For teams building face recognition systems that need to work on user-generated content (where stylized, filtered, and edited faces are common), StyleID provides the first principled way to measure and debug identity preservation failures. Instead of discovering at deployment that your identity encoder fails on cartoon profile pictures or anime artwork, you can now benchmark against StyleBench-H and explicitly supervise for style-agnostic features during training. This directly improves production reliability for applications like content moderation, user verification on social platforms, and identity-based search where users often upload stylized or artistic versions of their photos. The trade-off is data collection overhead—you need human annotations for stylized face pairs at multiple stylization strengths—and potential retraining of identity encoders to be style-agnostic, which increases model complexity and may require larger embedding dimensions. Integration is straightforward: use StyleBench-H as a validation set and potentially as a contrastive training signal to regularize encoders against style brittleness.

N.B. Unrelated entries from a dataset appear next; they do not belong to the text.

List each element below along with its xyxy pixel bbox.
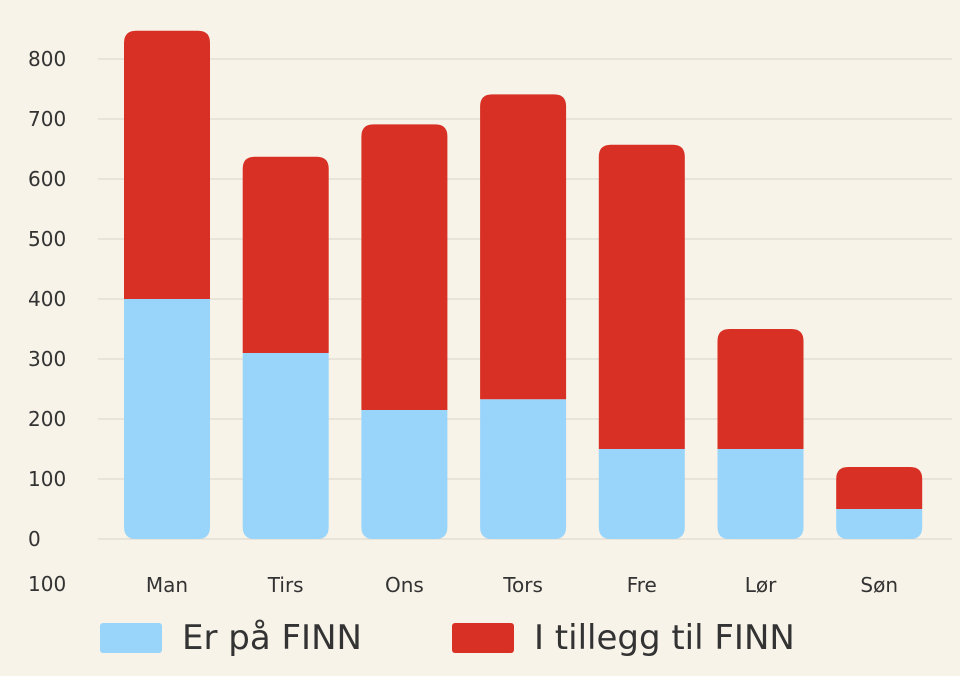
legend-item-i-tillegg-til-finn: I tillegg til FINN bbox=[451, 618, 795, 658]
y-tick-label: 800 bbox=[28, 47, 66, 71]
y-tick-label: 500 bbox=[28, 227, 66, 251]
legend: Er på FINN I tillegg til FINN bbox=[100, 618, 885, 658]
bar-er-pa-finn bbox=[717, 449, 804, 539]
y-tick-label: 100 bbox=[28, 467, 66, 491]
bar-er-pa-finn bbox=[836, 509, 923, 539]
bar-er-pa-finn bbox=[361, 410, 448, 539]
bar-er-pa-finn bbox=[242, 353, 329, 539]
bar-i-tillegg-til-finn bbox=[480, 94, 567, 400]
bar-er-pa-finn bbox=[124, 299, 210, 539]
bar-i-tillegg-til-finn bbox=[242, 156, 329, 353]
bar-er-pa-finn bbox=[598, 449, 685, 539]
y-tick-label: 300 bbox=[28, 347, 66, 371]
x-tick-label: Ons bbox=[385, 573, 424, 597]
x-tick-label: Man bbox=[146, 573, 188, 597]
bar-i-tillegg-til-finn bbox=[717, 329, 804, 449]
bar-i-tillegg-til-finn bbox=[598, 144, 685, 450]
y-tick-label: 400 bbox=[28, 287, 66, 311]
stacked-bar-chart: 800 700 600 500 400 300 200 100 0 100 Man Tirs Ons To… bbox=[28, 30, 952, 597]
x-tick-label: Fre bbox=[627, 573, 657, 597]
x-tick-label: Lør bbox=[745, 573, 777, 597]
x-tick-label: Tirs bbox=[267, 573, 304, 597]
y-tick-label: 200 bbox=[28, 407, 66, 431]
legend-swatch-er-pa-finn bbox=[100, 623, 162, 653]
legend-label-er-pa-finn: Er på FINN bbox=[182, 618, 362, 658]
x-tick-label: Søn bbox=[860, 573, 898, 597]
y-tick-label: 700 bbox=[28, 107, 66, 131]
x-tick-label: Tors bbox=[502, 573, 543, 597]
bar-er-pa-finn bbox=[480, 399, 567, 539]
legend-label-i-tillegg-til-finn: I tillegg til FINN bbox=[533, 618, 795, 658]
bar-i-tillegg-til-finn bbox=[361, 124, 448, 411]
bar-i-tillegg-til-finn bbox=[836, 467, 923, 509]
legend-swatch-i-tillegg-til-finn bbox=[451, 623, 514, 653]
y-tick-label: 0 bbox=[28, 527, 41, 551]
y-tick-label: 100 bbox=[28, 572, 66, 596]
bar-i-tillegg-til-finn bbox=[124, 30, 210, 300]
y-tick-label: 600 bbox=[28, 167, 66, 191]
legend-item-er-pa-finn: Er på FINN bbox=[100, 618, 362, 658]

Limitations and When Not to Use This

The paper assumes that human perception of identity under stylization is stable and well-defined, but artistic style can be subjective—different humans might disagree on whether a heavily exaggerated cartoon maintains identity. StyleBench-H is a snapshot of identity perception and may not generalize to novel stylization techniques or extreme transformations beyond what was included in data collection. The framework also doesn't address the root cause of encoder brittleness (e.g., why do standard encoders use style-dependent features?), so practitioners still need to either retrain encoders from scratch or apply post-hoc fine-tuning, both expensive. Finally, the paper evaluates identity consistency but doesn't tackle the geometric and semantic understanding required to preserve identity under extreme exaggeration or viewpoint changes that stylization often introduces—a stylized face at a different angle is a fundamentally different recognition problem.

Research Context

This work builds on decades of face recognition research (FaceNet, ArcFace, etc.) but identifies a previously unquantified gap: these models are benchmarked on natural image distributions (LFW, VGGFace2) and fail catastrophically on out-of-distribution stylized faces. It joins recent work on out-of-distribution robustness in vision, but focuses specifically on the artistic stylization domain where style variations are intentional rather than accidental. The paper contributes to the broader evaluation infrastructure challenge in ML—similar to how MNIST broke when real handwriting was introduced, or how ImageNet didn't capture distribution shifts; StyleID recognizes that identity encoders need human-aligned benchmarks for realistic deployment. This opens up a research direction on style-agnostic representation learning and could inspire similar human-calibrated frameworks for other perceptual tasks (emotion recognition, age estimation) under stylization.